Mirando la historia de la moda, no es muy común que una marca tan joven se quede sin su “padre”. Pasó con Christian Dior, que se murió tan solo 10 años después de haber empezado su carrera a solo, pero no pasó con nadie más. Chanel ya estaba consolidada cuando Coco la dejó. Yves Saint Laurent. Gianfranco Ferré. Versace. Todos ellos habían tenido más tiempo de imprimir su marca en las griffes que crearon. Y sus griffes habían también impreso ya una marca más fuerte en el mundo y el la industria. No apenas la marca Alexander McQueen es muy joven, como es todavía desconocida para mucha gente. ¿No será una decisión precipitada dar continuidad a su legado?, se preguntan muchos.

El grupo Gucci no está de acuerdo, ¡claro!
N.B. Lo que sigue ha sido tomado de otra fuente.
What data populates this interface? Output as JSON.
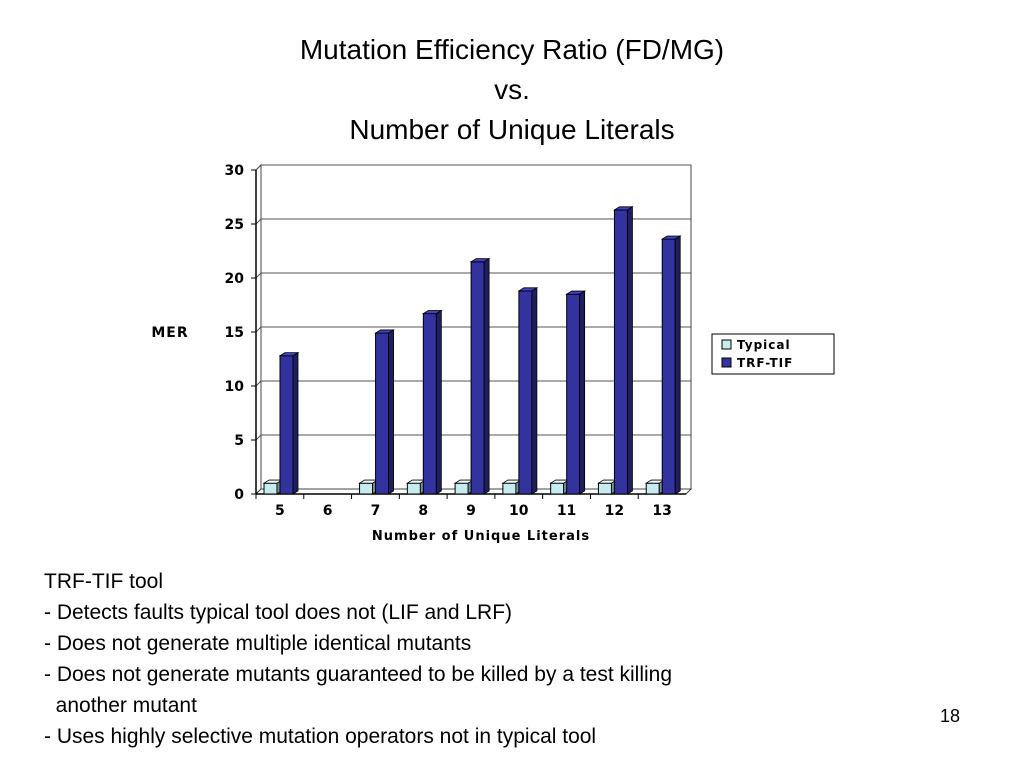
{
  "slide": {
    "title_lines": [
      "Mutation Efficiency Ratio (FD/MG)",
      "vs.",
      "Number of Unique Literals"
    ],
    "body_lines": [
      "TRF-TIF tool",
      "- Detects faults typical tool does not (LIF and LRF)",
      "- Does not generate multiple identical mutants",
      "- Does not generate mutants guaranteed to be killed by a test killing",
      "  another mutant",
      "- Uses highly selective mutation operators not in typical tool"
    ],
    "slide_number": "18"
  },
  "chart_data": {
    "type": "bar",
    "title": "",
    "xlabel": "Number of Unique Literals",
    "ylabel": "MER",
    "categories": [
      "5",
      "6",
      "7",
      "8",
      "9",
      "10",
      "11",
      "12",
      "13"
    ],
    "series": [
      {
        "name": "Typical",
        "values": [
          1,
          0,
          1,
          1,
          1,
          1,
          1,
          1,
          1
        ],
        "color": "#c6ecf2"
      },
      {
        "name": "TRF-TIF",
        "values": [
          12.8,
          0,
          14.9,
          16.7,
          21.5,
          18.8,
          18.5,
          26.3,
          23.6
        ],
        "color": "#3333a0"
      }
    ],
    "ylim": [
      0,
      30
    ],
    "yticks": [
      0,
      5,
      10,
      15,
      20,
      25,
      30
    ],
    "grid": true,
    "legend_position": "right",
    "style": "3d-bar"
  }
}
Para ellos lo más precipitado sería tirar por la ventana todo el trabajo hecho y todo lo conseguido, entre ello las tiendas abiertas en los últimos años. La cuentas del grupo, uno de los más grandes en el sector de la moda de lujo, enseñan que la marca de Alexander no ha dado los frutos económicos que se pretendía, aún.

Seguramente este año su colección de Otoño/Invierno (en la foto) será vendida a precios totalmente inflacionados por el trágico suceso de la muerte de su creador y el grupo Gucci conseguirá finalmente los tan esperados ingresos. Pero pasado 2010 y vendidas las prendas que quedan en el atelier y que han sido idealizadas y concebidas por el propio Alexandre, ¿tendrá la marca capacidad de sostenerse? ¿Comprarán los seguidores de Alexander McQueen prendas Alexander McQueen diseñadas por otra persona?

Es la eterna discusión que nos lleva a reflexionar sobre qué pagamos realmente: la espectacularidad de la prenda, la creatividad por detrás de la escoja de las telas, la singularidad de un hombre por detrás de los acabados de cada una, por detrás de la organización de su espectáculo de presentación, o un nombre, apenas una marca.

Por ahora Gucci dice que seguirá apoyando y comercializando la marca del malogrado diseñador, aunque no haya decidido quién pondrá al comando (si el equipo de diseñadores que ya trabajaba ahí, el brazo derecho de Alexander o un nuevo diseñador), pero veamos que pasará el próximo año… Si la moda de Alexander McQueen vive más allá de su muerte.